REKKAI - WINGS
Global Online
Poetry / Story Writing Contest
கதை / கவிதைப் போட்டி
In English and Tamil
Asha Krishna - United Kingdom
Entry No:
176
English Story
Flying
The voices had dominated her life ever since the post first arrived that day.
It was dinnertime when she decided to make her announcement. The neglected dosai on the hob was turning darker and stiffer, just like the stony voices around her.
“Crossing the seas?”
“An unmarried woman?”
“What will our relatives say?
They cited many reasons why she couldn’t go but she was determined to, for one reason alone. The envelope tucked away in the table drawer contained wings to a sparkling future.
1960s America was swarming with voices about race and equality. Her student self revelled in this ocean of revolutionary thoughts. But when the ideological tide brought in a strong undercurrent of romance, the pull was irresistible. Always swimming against the tide, she went with the flow for once.

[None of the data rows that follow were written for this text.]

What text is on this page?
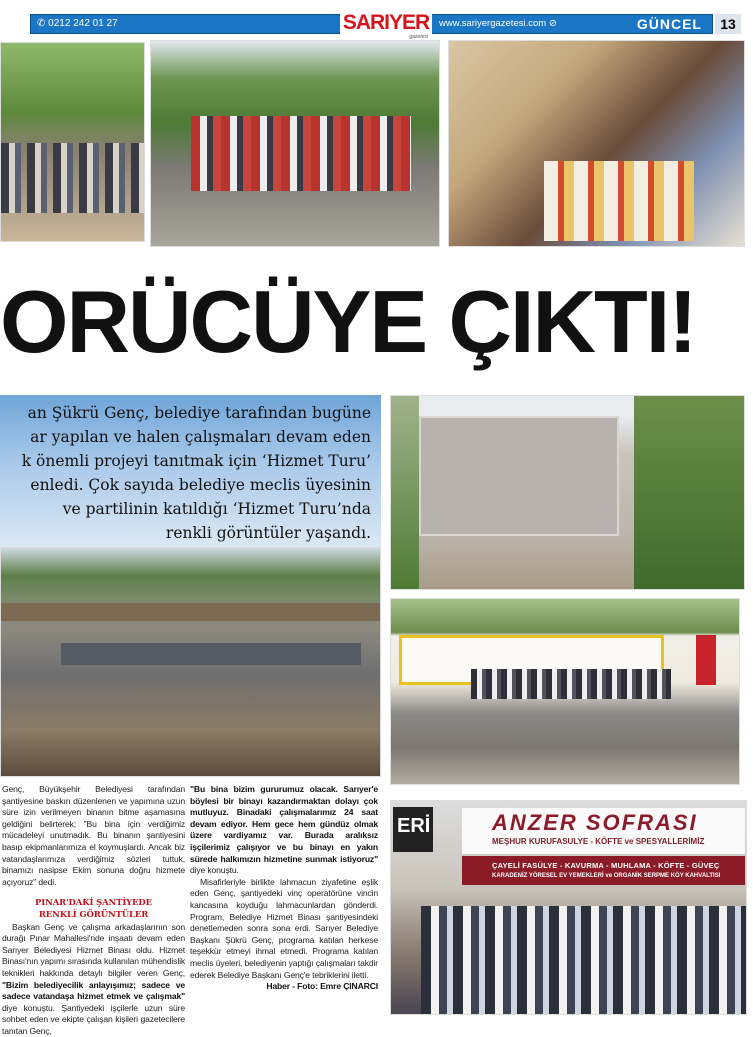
✆ 0212 242 01 27	www.sariyergazetesi.com ⊘	GÜNCEL
SARIYER
gazetesi
13
ORÜCÜYE ÇIKTI!

an Şükrü Genç, belediye tarafından bugüne
ar yapılan ve halen çalışmaları devam eden
k önemli projeyi tanıtmak için ‘Hizmet Turu’
enledi. Çok sayıda belediye meclis üyesinin
ve partilinin katıldığı ‘Hizmet Turu’nda
renkli görüntüler yaşandı.

ERİ	ANZER SOFRASI
MEŞHUR KURUFASULYE - KÖFTE ve SPESYALLERİMİZ
ÇAYELİ FASÜLYE - KAVURMA - MUHLAMA - KÖFTE - GÜVEÇ
KARADENİZ YÖRESEL EV YEMEKLERİ ve ORGANİK SERPME KÖY KAHVALTISI

Genç, Büyükşehir Belediyesi tarafından şantiyesine baskın düzenlenen ve yapımına uzun süre izin verilmeyen binanın bitme aşamasına geldiğini belirterek; "Bu bina için verdiğimiz mücadeleyi unutmadık. Bu binanın şantiyesini basıp ekipmanlarımıza el koymuşlardı. Ancak biz vatandaşlarımıza verdiğimiz sözleri tuttuk, binamızı nasipse Ekim sonuna doğru hizmete açıyoruz" dedi.

PINAR'DAKİ ŞANTİYEDE
RENKLİ GÖRÜNTÜLER

Başkan Genç ve çalışma arkadaşlarının son durağı Pınar Mahallesi'nde inşaatı devam eden Sarıyer Belediyesi Hizmet Binası oldu. Hizmet Binası'nın yapımı sırasında kullanılan mühendislik teknikleri hakkında detaylı bilgiler veren Genç, "Bizim belediyecilik anlayışımız; sadece ve sadece vatandaşa hizmet etmek ve çalışmak" diye konuştu. Şantiyedeki işçilerle uzun süre sohbet eden ve ekipte çalışan kişileri gazetecilere tanıtan Genç,

"Bu bina bizim gururumuz olacak. Sarıyer'e böylesi bir binayı kazandırmaktan dolayı çok mutluyuz. Binadaki çalışmalarımız 24 saat devam ediyor. Hem gece hem gündüz olmak üzere vardiyamız var. Burada aralıksız işçilerimiz çalışıyor ve bu binayı en yakın sürede halkımızın hizmetine sunmak istiyoruz" diye konuştu.

Misafirleriyle birlikte lahmacun ziyafetine eşlik eden Genç, şantiyedeki vinç operatörüne vincin kancasına koyduğu lahmacunlardan gönderdi. Program, Belediye Hizmet Binası şantiyesindeki denetlemeden sonra sona erdi. Sarıyer Belediye Başkanı Şükrü Genç, programa katılan herkese teşekkür etmeyi ihmal etmedi. Programa katılan meclis üyeleri, belediyenin yaptığı çalışmaları takdir ederek Belediye Başkanı Genç'e tebriklerini iletti.

Haber - Foto: Emre ÇINARCI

It was years before she visited Chennai to see her parents, with two daughters and no husband. The snarky voices were circling the house already. “Divorced, Well no surprise there!”. When their taxi arrived at the gate, her mother was outside the house, finishing her kolam, her father on the reclining chair nearby.

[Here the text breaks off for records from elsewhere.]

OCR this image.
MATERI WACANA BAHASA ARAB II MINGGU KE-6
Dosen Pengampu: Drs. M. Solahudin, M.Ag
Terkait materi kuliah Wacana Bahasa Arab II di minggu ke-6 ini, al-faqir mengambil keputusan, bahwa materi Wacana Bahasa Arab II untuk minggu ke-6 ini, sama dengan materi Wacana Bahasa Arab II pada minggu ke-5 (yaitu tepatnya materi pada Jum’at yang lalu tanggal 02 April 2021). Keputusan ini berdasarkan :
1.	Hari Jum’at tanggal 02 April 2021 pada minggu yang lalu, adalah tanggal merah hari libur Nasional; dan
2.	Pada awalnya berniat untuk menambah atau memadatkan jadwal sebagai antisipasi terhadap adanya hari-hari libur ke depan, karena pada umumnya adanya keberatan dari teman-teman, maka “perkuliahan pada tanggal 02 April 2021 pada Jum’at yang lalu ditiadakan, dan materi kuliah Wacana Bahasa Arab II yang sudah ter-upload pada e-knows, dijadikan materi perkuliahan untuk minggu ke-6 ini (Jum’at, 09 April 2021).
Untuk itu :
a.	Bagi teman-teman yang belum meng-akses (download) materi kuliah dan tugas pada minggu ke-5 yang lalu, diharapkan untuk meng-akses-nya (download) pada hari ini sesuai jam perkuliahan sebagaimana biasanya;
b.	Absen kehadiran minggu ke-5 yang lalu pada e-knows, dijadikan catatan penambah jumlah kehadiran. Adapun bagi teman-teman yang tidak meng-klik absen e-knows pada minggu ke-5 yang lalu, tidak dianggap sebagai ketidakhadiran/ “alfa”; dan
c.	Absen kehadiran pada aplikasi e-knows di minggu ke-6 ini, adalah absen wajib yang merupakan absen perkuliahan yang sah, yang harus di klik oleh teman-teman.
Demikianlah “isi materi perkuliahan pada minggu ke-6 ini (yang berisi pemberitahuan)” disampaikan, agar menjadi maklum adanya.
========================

The girls jumped out and little Kamala, more articulate of the two, ran in shouting “Thatha! Paati!” smudging the carefully arranged pattern. With their little feet and innocent voices, the girls slid into their grandparents’ hearts, smoothing over the prickly past.
She returned to the Berkeley, buoyant. Filled with purpose, she poured the same unconditional love into her daughters’ lives, fashioning them from the moulds of independent thinking and a deep sense of justice embedded in her.

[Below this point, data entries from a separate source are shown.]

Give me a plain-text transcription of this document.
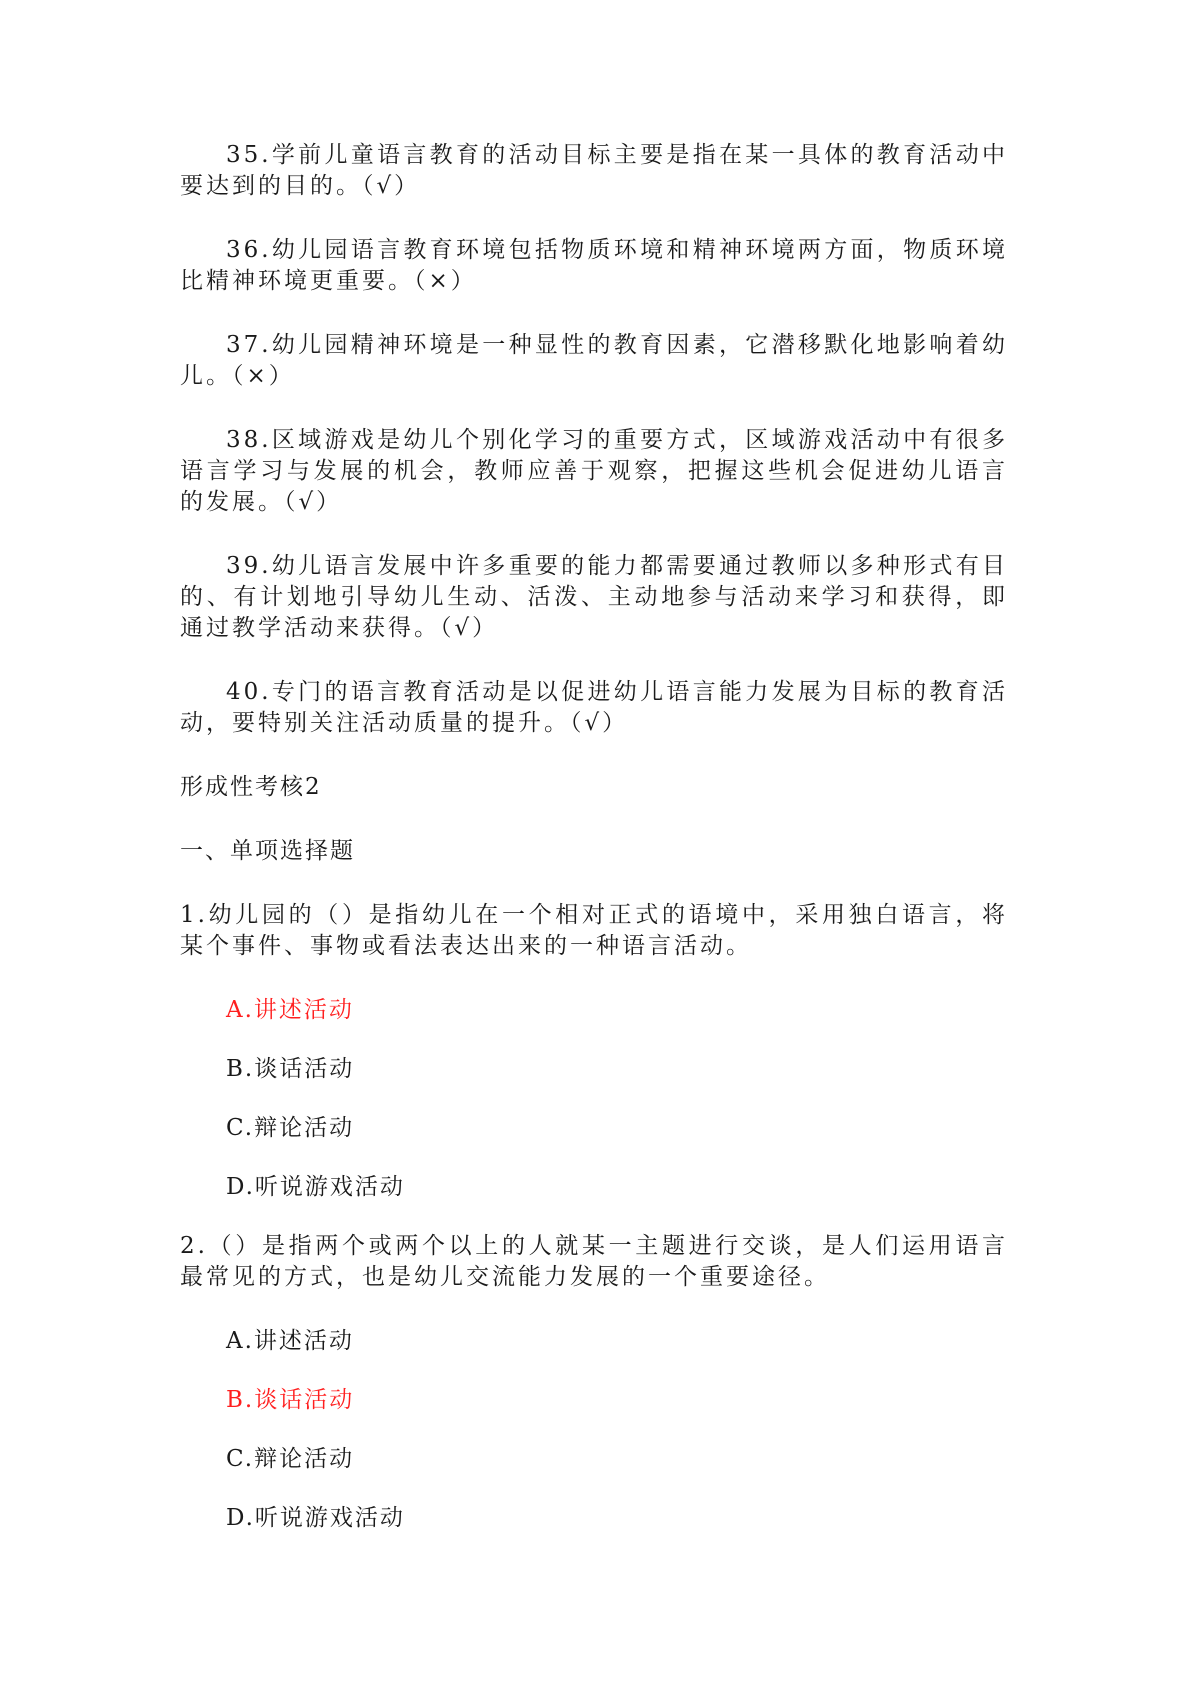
35.学前儿童语言教育的活动目标主要是指在某一具体的教育活动中要达到的目的。（√）

36.幼儿园语言教育环境包括物质环境和精神环境两方面，物质环境比精神环境更重要。（×）

37.幼儿园精神环境是一种显性的教育因素，它潜移默化地影响着幼儿。（×）

38.区域游戏是幼儿个别化学习的重要方式，区域游戏活动中有很多语言学习与发展的机会，教师应善于观察，把握这些机会促进幼儿语言的发展。（√）

39.幼儿语言发展中许多重要的能力都需要通过教师以多种形式有目的、有计划地引导幼儿生动、活泼、主动地参与活动来学习和获得，即通过教学活动来获得。（√）

40.专门的语言教育活动是以促进幼儿语言能力发展为目标的教育活动，要特别关注活动质量的提升。（√）

形成性考核2

一、单项选择题

1.幼儿园的（）是指幼儿在一个相对正式的语境中，采用独白语言，将某个事件、事物或看法表达出来的一种语言活动。

A.讲述活动

B.谈话活动

C.辩论活动

D.听说游戏活动

2.（）是指两个或两个以上的人就某一主题进行交谈，是人们运用语言最常见的方式，也是幼儿交流能力发展的一个重要途径。

A.讲述活动

B.谈话活动

C.辩论活动

D.听说游戏活动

But the voices reared their head again in the form of cancerous cells devouring her insides. She wanted to go back home, to her country, an act of final defiance. Instead, her ashes travelled to the Indian waters, leaving behind a miniscule desire spreading its roots.
That vision finally blossomed into a reality when her firstborn was showered with the chants, “First Woman of colour,” “Madam Vice President”.
Resurrected from anonymity, she watched her legacy take centrestage, triumphing over the voices, once and for all.